Frank Nastasi was born in Detroit, Michigan on January 7, 1923. As a youngster he attended Santa Maria Catholic School. “The nuns were our teachers,” recalled Nastasi. “They saw that I could memorize real fast, so they would give me a lot of extra things to do. They said, “Frank, you’ve got to memorize these three pages.” And I carried on from there.” By the time Nastasi was a senior at Detroit’s Northern High School he was performing stand-up comedy at nightclubs in and around Detroit. Nastasi attended Wayne University, where he earned a bachelor’s degree.

  In the early 1950s WXYZ-TV’s programming director Pete Strand hired Nastasi for a new children’s show, Tommy Twinkle. Nastasi played Mr. Purdy, bookkeeper to Mother Goose.

  Nastasi’s next show was Barnaby Bear, the saga of a retired Circus bear turned newspaper publisher. The program was very popular, but was cancelled after six months because the sponsor, Sara Lee bakery, couldn’t bake enough cakes and pies to meet the demand the show created.

  On Wixie’s Wonderland with Marv Welch, Nastasi played Gramps, the resident animal expert.  “I would sit on a park bench and show the kids animals,” remembered Nastasi.  “And being a history buff, I would tell historical stories about the Presidents and such. Every day was interesting. Marv and I had a lot of fun”

  In addition to Wixie, Nastasi was also the puppeteer on Soupy Sales’ show for one week a year, when regular puppeteer Clyde Adler took his summer vacation.
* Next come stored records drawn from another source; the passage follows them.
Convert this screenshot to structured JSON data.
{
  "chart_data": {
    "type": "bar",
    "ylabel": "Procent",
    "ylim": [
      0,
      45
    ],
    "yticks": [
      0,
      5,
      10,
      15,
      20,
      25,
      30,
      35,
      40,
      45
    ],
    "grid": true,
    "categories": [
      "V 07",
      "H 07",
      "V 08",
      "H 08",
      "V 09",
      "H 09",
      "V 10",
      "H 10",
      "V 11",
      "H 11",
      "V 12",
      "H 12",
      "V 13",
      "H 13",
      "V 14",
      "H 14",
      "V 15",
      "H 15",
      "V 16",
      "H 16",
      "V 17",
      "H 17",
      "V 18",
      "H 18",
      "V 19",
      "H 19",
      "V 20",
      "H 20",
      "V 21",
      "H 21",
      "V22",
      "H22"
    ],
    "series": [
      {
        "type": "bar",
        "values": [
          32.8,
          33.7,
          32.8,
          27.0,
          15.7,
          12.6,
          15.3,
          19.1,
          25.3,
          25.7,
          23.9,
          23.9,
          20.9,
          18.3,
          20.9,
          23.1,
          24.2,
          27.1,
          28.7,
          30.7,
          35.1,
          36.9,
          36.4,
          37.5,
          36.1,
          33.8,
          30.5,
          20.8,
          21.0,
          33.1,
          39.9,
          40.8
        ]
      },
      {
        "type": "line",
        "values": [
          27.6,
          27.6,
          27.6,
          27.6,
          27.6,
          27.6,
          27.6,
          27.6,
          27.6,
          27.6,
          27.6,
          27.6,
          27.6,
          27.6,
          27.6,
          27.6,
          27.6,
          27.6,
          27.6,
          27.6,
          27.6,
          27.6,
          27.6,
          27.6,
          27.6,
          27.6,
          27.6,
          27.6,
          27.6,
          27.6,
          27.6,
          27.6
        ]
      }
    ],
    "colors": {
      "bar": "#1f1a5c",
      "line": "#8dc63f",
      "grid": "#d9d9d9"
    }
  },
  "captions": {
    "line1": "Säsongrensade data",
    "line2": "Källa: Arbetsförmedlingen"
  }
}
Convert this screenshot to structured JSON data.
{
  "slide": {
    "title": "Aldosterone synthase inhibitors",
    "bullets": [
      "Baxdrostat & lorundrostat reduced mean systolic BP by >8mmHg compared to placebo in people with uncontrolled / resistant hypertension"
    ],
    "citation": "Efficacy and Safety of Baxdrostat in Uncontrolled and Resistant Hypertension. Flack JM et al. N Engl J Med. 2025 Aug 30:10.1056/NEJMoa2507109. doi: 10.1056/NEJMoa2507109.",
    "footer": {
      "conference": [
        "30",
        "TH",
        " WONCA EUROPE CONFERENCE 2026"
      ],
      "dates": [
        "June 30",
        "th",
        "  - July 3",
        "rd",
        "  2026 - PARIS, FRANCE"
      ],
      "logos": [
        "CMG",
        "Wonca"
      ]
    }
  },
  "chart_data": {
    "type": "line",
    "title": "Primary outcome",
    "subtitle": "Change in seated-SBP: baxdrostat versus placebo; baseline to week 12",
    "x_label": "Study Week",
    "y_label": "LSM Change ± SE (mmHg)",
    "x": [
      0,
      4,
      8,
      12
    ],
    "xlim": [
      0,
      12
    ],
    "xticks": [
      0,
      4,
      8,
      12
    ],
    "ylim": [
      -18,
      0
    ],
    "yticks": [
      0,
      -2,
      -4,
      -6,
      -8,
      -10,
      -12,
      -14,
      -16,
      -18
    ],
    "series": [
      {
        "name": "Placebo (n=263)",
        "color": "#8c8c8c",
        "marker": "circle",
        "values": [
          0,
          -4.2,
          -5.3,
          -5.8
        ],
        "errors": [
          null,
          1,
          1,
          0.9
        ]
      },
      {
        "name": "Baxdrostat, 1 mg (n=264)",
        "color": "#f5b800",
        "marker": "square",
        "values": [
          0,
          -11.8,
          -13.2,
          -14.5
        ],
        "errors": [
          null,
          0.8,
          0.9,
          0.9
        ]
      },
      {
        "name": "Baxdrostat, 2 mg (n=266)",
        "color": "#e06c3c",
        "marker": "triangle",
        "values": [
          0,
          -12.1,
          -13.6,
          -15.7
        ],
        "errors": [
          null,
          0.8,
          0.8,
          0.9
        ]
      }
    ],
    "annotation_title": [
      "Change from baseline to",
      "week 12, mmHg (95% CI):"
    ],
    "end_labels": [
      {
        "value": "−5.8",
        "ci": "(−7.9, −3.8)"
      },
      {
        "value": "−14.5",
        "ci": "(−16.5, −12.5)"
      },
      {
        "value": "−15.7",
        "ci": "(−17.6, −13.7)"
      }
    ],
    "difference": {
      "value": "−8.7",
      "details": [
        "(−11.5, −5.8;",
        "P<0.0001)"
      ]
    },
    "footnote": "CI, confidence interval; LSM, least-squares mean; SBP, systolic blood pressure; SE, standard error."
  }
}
It was while Adler was on vacation that Pookie the Lion found his voice. Clyde had made Pookie a mute, whose only means of communication was a shrill whistle. “One day I was doing The Pookie Players,” reminisced Nastasi. “I had been trying out different voices for Pookie, but none of them seemed right. One day during The Pookie Players sketch I used a hip, laid back kind of voice. When I was finished I went up to Soupy and said, “That’s the voice!”

  When Wixie’s Wonderland ended it’s run Nastasi moved to New York City, where he earned a master’s degree in dramatic arts from New York University and appeared in a handful of Broadway and off-Broadway productions.  In 1964 he caught up with his old buddy Soupy Sales and became a full-time puppeteer for The Soupy Sales Show. Nastasi also made a comedy record with Sales and appeared with him in the movie Birds Do It.

  Throughout the 1970s 80s and 90s Nastasi continued working off-Broadway, and had minor roles in a few motion pictures and made for TV movies. He also liked to perform at New York City’s Lambs Club,known as America’s oldest professional theatrical club. In a 2003 interview Nastasi said, “I work if I want to, but do it at my own leisure.”

  Nastasi died after a short illness on June 15, 2004. As a young boy he originally wanted to be a pro ballplayer. “They wanted to send me to the minor leagues. I could play better than most of the salamis on the field, but the scouts wouldn’t look at me because I was only 5’5”.” Nastasi may have been short in stature, but he was tall enough to portray a manic 6 foot tall cream pie wielding dog, tall enough to be seen in the third balcony in the largest Broadway theatre and tall enough to win the hearts of millions of television viewers through his work on The Soupy Sales Show.